What does a newly hatched virgin queen look like compared to a mated queen?
A virgin queen is noticeably different in body shape from a laying mated queen, and understanding this difference helps beekeepers identify what stage of queen development their hive is at.
A virgin queen is slimmer and more active than her mated counterpart. Her abdomen is narrow — similar in width to a large worker — because her ovaries have not yet developed to full reproductive capacity. She moves faster across the comb than a laying queen, changing direction frequently and sometimes running. Workers do not form the characteristic retinue around her in the same way they do around a mated queen.

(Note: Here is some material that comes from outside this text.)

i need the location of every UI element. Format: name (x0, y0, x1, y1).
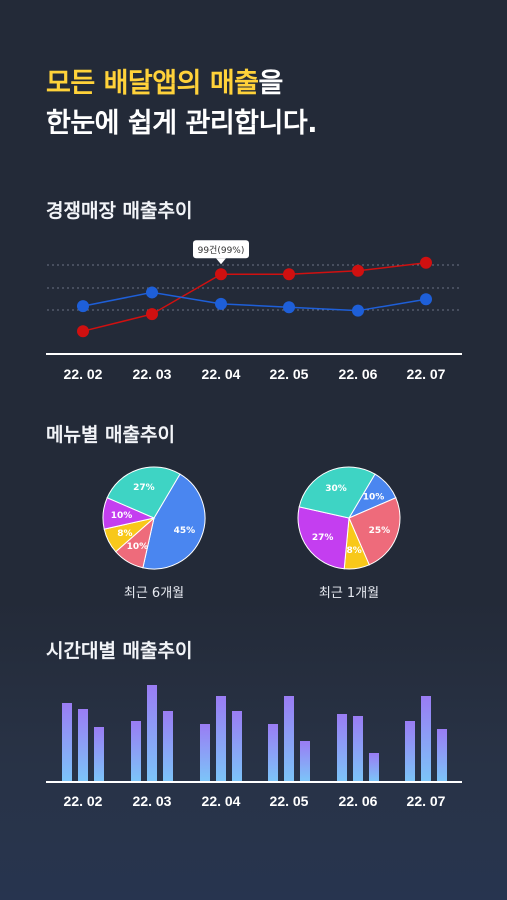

Her colouring depends on the strain: UK native black bees produce dark virgin queens; Italian or Buckfast-derived colonies produce lighter amber ones. Regardless of strain, she will appear less distinctly coloured than a fully mated laying queen because her abdomen lacks the swollen, glossy appearance that comes with developed ovaries and active laying.
After mating — which typically occurs 5–10 days after emergence, weather permitting — the queen's abdomen expands noticeably as her ovaries enlarge. She moves more slowly across the comb, workers begin grooming and feeding her regularly, and the retinue behaviour becomes obvious: six to eight workers facing her, antennae extended, clustered in a ring.
A mated queen's legs are often stained with propolis from constant contact with the comb. Her wings are sometimes slightly worn at the tips. These physical signs of age and use accumulate within weeks of her beginning to lay.
Beekeepers inspecting a hive and finding a slim, fast-moving queen with no retinue are looking at a virgin — they should note the date and return in two to three weeks to check for eggs, confirming successful mating.
Frequently asked questions
- Can two queens live peacefully in one hive?
- No. Worker bees produce a substance that suppresses excess queens, and any virgin queen will actively kill rivals. Two laying queens cohabiting is extremely rare and always temporary.
- What sound does a virgin queen make?
- Virgin queens produce a high-pitched piping sound called 'tooting'. Queens still inside cells answer with a lower 'quacking'. This acoustic exchange is thought to signal location before combat.
- How long does it take a queen to emerge from her cell?
- A queen takes 16 days from egg to emergence — three days as an egg, five as a larva, and eight days capped in the pupal stage. Workers chew the cap to help her exit.
- Do workers kill excess queens themselves?
- Workers sometimes ball a queen — surrounding and overheating her — but this is more common with foreign or failing queens. During normal emergence rivalry, workers usually step back and let queens fight.
- What is a virgin queen?
- A virgin queen is a newly emerged queen that has not yet mated. She is slimmer than a laying queen, more agile, and capable of stinging rival queens. She typically mates 5–10 days after emergence.
- How many queen cells does a swarm colony typically produce?
- A colony preparing to swarm commonly builds 10–20 queen cells, often clustered along the lower edges of frames. A supersedure event typically produces just one to three cells.
- Can a beekeeper hear the queen piping?
- Yes. Experienced beekeepers listening at the hive entrance or with an ear against the box can hear the tooting and quacking sounds in the days immediately after a swarm leaves.
- What happens if all queens are killed before mating?
- The colony becomes queenless. Without intervention, workers eventually start laying unfertilised eggs, producing only drones. The colony will die within a few weeks unless a new queen is introduced.